Para que exista un trabajo cooperativo; para el trabajo sea no simplemente "grupal", sino cooperativo, debe existir una interdependencia positiva. Podríamos definir este concepto de la siguiente forma: el trabajo de cada alumno depende del trabajo de los demás.

Por tanto, cada alumno no puede individualmente tener éxito si sus compañeros no cumplen los respectivos cometidos.

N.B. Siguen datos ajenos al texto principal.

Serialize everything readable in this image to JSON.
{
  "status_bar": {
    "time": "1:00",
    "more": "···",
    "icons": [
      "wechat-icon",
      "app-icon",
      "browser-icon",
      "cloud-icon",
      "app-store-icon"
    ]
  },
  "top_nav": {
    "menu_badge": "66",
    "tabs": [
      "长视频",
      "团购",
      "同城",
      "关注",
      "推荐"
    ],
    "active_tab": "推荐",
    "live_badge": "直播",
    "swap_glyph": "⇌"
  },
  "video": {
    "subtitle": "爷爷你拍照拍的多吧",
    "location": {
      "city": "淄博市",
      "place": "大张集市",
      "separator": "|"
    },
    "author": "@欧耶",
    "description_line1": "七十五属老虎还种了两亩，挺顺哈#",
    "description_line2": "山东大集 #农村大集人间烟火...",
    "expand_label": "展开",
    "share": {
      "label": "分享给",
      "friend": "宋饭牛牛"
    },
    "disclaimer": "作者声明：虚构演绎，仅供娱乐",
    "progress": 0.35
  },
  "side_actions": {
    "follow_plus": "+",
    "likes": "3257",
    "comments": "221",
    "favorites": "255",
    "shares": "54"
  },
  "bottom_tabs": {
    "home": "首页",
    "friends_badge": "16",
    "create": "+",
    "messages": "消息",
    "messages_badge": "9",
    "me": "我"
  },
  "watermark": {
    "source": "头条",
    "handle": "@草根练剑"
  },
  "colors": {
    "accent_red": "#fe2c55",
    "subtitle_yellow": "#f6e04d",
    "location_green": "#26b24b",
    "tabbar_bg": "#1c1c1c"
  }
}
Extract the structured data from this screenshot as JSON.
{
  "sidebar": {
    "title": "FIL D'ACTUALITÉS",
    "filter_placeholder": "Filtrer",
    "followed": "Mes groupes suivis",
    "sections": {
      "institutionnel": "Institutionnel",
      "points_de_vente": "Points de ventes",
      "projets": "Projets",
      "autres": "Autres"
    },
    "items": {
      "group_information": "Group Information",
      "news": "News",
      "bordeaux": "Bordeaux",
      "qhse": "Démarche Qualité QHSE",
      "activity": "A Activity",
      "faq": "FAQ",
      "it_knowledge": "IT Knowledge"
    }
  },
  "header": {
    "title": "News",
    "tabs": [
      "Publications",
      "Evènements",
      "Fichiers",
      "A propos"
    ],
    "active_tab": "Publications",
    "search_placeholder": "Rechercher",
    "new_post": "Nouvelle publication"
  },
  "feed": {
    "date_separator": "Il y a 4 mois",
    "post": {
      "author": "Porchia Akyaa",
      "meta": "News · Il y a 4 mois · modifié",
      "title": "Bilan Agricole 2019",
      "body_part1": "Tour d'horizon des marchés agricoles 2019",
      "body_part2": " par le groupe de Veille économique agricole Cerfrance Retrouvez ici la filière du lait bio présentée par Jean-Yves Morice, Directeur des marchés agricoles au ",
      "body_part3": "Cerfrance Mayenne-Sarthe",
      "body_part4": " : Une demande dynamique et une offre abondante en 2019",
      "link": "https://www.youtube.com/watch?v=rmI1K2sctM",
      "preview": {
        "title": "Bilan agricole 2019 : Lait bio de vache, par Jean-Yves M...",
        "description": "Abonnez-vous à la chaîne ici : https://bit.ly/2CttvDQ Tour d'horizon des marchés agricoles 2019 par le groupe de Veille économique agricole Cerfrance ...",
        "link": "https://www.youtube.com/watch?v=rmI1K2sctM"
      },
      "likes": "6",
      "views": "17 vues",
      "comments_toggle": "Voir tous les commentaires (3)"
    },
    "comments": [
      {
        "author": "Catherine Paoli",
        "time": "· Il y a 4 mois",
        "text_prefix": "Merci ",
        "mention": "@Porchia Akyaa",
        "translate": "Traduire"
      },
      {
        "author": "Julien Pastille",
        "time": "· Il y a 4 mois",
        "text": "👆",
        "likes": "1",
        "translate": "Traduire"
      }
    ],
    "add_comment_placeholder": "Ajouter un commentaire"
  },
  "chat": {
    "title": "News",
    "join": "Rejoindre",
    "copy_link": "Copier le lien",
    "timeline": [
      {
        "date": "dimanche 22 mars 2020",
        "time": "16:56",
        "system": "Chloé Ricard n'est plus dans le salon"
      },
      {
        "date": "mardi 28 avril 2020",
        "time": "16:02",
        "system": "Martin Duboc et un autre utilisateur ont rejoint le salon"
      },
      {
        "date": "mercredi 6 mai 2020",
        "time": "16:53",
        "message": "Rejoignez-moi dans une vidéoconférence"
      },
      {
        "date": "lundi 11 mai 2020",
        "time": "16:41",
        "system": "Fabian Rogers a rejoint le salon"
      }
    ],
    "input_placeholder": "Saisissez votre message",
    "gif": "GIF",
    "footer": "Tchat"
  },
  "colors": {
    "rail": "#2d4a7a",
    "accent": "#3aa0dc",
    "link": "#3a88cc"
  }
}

No es trabajo cooperativo un póster hecho entre todos los miembros de un grupo. La dinámica interna ha podido ser que el alumno más brillante haga todo el trabajo, y los demás hayan tenido un papel irrelevante. O simplemente que cada alumno haya hecho una cuarta parte del trabajo, que luego se ha yuxtapuesto, "pegado" en un producto final "de grupo".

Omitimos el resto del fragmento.